Tali elementi hanno fatto sì che in passato nel mondo occidentale l’immagine fosse considerata ambigua e pericolosa dai filosofi, interessati piuttosto alle percezioni e ai concetti. Tuttavia in questo secolo, di fronte al crollo dell’onnipotenza della razionalità astratta, l’immagine è stata oggetto di interesse scientifico crescente. La psicoanalisi, la psicologia e la sociologia hanno nuovamente messo l’immagine al centro delle osservazioni e degli interrogativi sull’uomo; lo studio delle società non europee basato sulle arti plastiche, i miti e le credenze magiche, ha obbligato a riconoscere l’importanza dell’immagine.

La filosofia ha dunque dovuto rivedere alcune sue istanze tradizionali, rinnovare concetti e teorie e rivalutare l’immagine.

Secondo l’autore, il compito dell’approccio filosofico sarà quello di determinare la natura e la funzione delle immagini, sviluppare i presupposti e le implicazioni delle teorie su di esse, interrogarsi sui valori e significati delle rappresentazioni. Tale approccio è inseparabile da considerazioni metafisiche, epistemologiche, estetiche e etiche in quanto l’identità dell’immagine, la sua estensione, il posto che le si può accordare nella vita intellettuale affettiva e sociale necessitano di una determinazione riflessiva e assiologica.

Il testo di Wunenburger si articola in tre momenti. Dapprima si pone il compito di chiarire i presupposti metodologici relativi alla tipologia delle immagini e a alcuni approcci filosofici recenti di queste rappresentazioni. Quindi cerca di ricostituire i materiali teologico-metafisici che hanno sempre sotteso la cura delle immagini nella tradizione filosofica europea, interessandosi soprattutto del rapporto dell’immagine con il modello e dell’«essere» dell’immagine. Infine vuol rendere conto dei differenti valori e funzioni attribuiti alle immagini, sia dal punto cognitivo che pratico.

La categoria dell’immagine è studiata nella sua più ampia estensione, diversità fenomenica e storica e è sempre rispettata la pluralità empirica e dunque l’eterogeneità, la singolarità, l’atipicità di ogni specie di immagini. È comunque evidenziato il denominatore comune di queste rappresentazioni e cioè la loro natura doppia o la loro identità “a mezza strada”. Semi-concrete e semi-astratte, intrecciate di sensibile e di intelligibile, costituiscono un territorio filosofico che non può essere chiuso nei limiti di una sola disciplina, ma che rimane sempre aperto, pronto a convocare le discipline della metafisica, dell’epistemologia, della filosofia, dell’arte, della morale, della politica.
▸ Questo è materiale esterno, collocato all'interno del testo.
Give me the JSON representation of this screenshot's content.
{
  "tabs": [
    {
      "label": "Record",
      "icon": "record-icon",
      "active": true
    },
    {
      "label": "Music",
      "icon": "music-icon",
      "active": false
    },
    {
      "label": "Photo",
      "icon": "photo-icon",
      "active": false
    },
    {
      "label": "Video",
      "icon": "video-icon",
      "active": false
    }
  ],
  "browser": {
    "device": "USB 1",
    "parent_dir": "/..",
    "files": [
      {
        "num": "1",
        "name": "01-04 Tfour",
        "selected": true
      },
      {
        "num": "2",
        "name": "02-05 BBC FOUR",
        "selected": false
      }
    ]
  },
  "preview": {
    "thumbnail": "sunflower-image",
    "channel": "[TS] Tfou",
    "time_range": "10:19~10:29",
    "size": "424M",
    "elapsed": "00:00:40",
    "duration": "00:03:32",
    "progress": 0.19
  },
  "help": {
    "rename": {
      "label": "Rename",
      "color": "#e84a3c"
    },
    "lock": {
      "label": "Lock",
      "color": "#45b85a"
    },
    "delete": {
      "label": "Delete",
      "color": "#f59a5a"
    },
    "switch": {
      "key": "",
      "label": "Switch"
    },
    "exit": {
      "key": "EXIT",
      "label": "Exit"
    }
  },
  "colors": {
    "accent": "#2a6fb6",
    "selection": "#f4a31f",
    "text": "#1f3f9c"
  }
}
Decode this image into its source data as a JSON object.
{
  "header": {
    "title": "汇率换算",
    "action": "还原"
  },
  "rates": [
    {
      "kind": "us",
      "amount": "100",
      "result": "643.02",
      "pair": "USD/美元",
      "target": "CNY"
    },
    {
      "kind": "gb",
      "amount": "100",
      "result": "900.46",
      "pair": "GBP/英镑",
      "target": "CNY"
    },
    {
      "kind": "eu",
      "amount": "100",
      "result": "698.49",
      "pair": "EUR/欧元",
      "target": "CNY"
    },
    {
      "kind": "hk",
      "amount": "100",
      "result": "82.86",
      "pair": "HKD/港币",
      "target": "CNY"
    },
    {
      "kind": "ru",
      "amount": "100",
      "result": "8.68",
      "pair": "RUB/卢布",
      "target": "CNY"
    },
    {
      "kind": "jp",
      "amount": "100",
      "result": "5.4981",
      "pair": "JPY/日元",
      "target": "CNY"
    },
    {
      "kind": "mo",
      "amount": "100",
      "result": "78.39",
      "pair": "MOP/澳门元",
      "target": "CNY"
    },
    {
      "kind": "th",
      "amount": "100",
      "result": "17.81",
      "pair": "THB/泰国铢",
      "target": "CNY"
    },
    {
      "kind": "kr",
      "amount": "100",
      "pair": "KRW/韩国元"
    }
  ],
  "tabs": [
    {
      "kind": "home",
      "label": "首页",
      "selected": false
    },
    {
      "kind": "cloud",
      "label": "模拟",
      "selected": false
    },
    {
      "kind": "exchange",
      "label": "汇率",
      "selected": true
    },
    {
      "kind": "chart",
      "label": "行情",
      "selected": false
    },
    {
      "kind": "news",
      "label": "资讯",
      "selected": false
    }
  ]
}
Per quel che riguarda il posto che l’immagine deve occupare nella filosofia, Wunenburger conclude che l’immagine occupa lo spazio che separa i due tipi di rappresentazioni estreme: un concetto puro senza immagini e un contenuto empirico. Poiché la nostra vita intellettuale, la nostra coscienza, la nostra affettività sono inseparabili dalle mediazioni di immagini e dalle loro proprietà diverse e complementari che ci permettono di guardare più da vicino la natura prima delle cose, è compito della filosofia, oggi più che mai, considerare la natura immaginifica dell’uomo, cioè l’uomo che immagina.

Tra tutti i tipi di immagini è comunque dato uno spazio particolare all’immagine simbolica, visiva o verbale, in quanto essa non si esaurisce mai nell’immediato, ma dà luogo a un ritrarsi, a una distanza che diventa spazio di pensiero. Non è possibile ignorare l’importanza dell’immagine in quanto immagine, nella sua immediatezza, brevità e apparenza. Tuttavia l’immagine diventa veramente scrigno di senso quando dà la possibilità di riflettere, grazie alla risonanza che da essa emana: in questo senso «costituisce lo specchio per eccellenza della vita dello spirito».